Our apartment is one of the cheapest and yet I can’t afford it alone, my gf wants me to remove her from the lease while she lives with her grandma. But I don’t want to live with a roommate anymore and told her she should keep paying for the apartment that we sign a year for since living with her grandma is free.
But she’s angry that I won’t remove her from the lease and find a roommate calling me childish for not just finding someone else to live with in the meantime and letting her live with her grandma which is a hour away.
But how is it fair she goes to live with her grandma rent free while I’m stuck with a stranger I don’t know when she can continue to pay her half and just live with her grandma? I’ve told the landlord I'm not taking her off the lease and she’s threatened to break up with me because of it.
Comments:
Active_Somewhere8248 says:
Interesting that no one suggested that OP moves with gf to grandma's...
nsdi-982 OP responded:
It’s an 1.5h one way to work not an option
Amiedeslivres says:
And is it hourly or salaried? Does gf expect that this long-term change will affect her earnings?
nsdi-982 OP responded:
salaried
Can she pay to break the lease?
nsdi-982 says OP responded:
She can’t from the lease but the landlord might allow it but they know I’ll just squat and so they won’t let her
sctt_dot says:
NTA, has she tried to sublet?
nsdi-982 OP responded:
Landlord won’t allow that and neither will I. I won’t live a stranger she chose.
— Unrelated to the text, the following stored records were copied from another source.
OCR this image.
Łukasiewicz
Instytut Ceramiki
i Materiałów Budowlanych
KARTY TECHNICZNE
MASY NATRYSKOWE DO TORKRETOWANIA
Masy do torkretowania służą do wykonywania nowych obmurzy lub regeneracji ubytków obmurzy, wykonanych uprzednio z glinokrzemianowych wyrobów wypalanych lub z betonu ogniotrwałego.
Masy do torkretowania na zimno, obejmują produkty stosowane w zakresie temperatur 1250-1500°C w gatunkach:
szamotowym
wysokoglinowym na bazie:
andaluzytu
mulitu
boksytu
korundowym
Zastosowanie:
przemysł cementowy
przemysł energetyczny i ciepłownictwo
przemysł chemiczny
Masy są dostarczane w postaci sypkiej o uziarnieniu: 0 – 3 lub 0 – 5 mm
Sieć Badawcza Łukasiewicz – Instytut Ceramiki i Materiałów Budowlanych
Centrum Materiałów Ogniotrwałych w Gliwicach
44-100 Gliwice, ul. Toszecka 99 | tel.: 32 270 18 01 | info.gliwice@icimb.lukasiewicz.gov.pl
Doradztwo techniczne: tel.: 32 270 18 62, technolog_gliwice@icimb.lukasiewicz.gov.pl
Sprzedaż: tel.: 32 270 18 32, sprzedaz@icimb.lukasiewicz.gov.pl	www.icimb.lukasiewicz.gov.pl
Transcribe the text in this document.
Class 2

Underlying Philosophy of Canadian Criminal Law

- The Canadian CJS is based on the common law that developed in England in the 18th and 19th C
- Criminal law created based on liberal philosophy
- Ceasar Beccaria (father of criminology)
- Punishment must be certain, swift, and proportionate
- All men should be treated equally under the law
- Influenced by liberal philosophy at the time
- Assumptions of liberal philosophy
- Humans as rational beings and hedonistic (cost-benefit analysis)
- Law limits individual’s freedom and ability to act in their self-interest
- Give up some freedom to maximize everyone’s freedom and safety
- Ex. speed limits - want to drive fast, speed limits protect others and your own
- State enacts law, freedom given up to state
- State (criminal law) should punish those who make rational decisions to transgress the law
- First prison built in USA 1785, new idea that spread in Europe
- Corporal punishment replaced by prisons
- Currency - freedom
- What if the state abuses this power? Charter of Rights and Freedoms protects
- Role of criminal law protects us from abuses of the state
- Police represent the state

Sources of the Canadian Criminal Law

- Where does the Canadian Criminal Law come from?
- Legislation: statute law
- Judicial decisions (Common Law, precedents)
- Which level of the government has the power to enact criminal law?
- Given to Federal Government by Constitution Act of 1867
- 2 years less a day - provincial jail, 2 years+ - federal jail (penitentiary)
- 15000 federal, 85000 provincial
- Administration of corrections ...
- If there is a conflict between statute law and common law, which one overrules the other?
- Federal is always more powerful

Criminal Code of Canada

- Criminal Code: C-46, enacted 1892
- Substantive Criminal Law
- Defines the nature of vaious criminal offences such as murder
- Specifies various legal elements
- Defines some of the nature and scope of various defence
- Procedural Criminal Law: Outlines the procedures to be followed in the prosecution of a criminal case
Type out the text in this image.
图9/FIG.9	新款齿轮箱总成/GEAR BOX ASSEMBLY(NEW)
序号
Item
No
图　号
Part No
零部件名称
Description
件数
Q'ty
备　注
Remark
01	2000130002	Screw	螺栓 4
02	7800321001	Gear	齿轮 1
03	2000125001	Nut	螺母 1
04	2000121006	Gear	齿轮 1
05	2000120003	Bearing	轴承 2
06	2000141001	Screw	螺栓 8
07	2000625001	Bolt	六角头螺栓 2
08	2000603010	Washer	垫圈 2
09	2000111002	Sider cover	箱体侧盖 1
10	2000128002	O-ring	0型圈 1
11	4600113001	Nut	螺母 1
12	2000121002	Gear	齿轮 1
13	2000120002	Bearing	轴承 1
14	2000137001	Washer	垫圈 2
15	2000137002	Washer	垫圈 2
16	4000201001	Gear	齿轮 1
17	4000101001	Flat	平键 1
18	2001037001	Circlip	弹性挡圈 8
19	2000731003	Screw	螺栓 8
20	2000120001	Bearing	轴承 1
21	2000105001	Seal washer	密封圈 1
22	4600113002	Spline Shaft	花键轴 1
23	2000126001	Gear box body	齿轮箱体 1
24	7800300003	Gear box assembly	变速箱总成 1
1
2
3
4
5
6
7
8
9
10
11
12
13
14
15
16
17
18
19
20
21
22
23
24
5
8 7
Landlord said they get to ok the person if I chose and I refuse to live with anyone they choose.
Friendly_Shelter_625 says:
INFO: How long does she expect to live with her grandmother?
nsdi-982 OP responded:
At least a year or 2. They are on the wait list for a nursing home
Amiedeslivres says:
And will she be employed for wages during that time, or will she be exclusively caring for her grandma without pay?
nsdi-982 OP responded:
She does wfh
whatsmypassword73 says:
YTA, Major, major and May the karma you put out be reflected back to you. She’s literally going to help her grandma, she’s going to be working to keep her safe and you call that rent free? Seriously?
mangomoontea says:
I have been this caregiver, and I can say it is SO MUCH work. I loved my Grandma, and don't regret helping her through the last few months of her life, but just because I didn't pay money to stay there doesn't mean there wasn't a cost. OP is totally TA
ali_stardragon sys:
Absolutely. OP, the price for your GF is a lot of mental and emotional load. She needs you to be there to support her because what she is doing will be tough. She does NOT need you being petty or trying to manipulate her into what you want.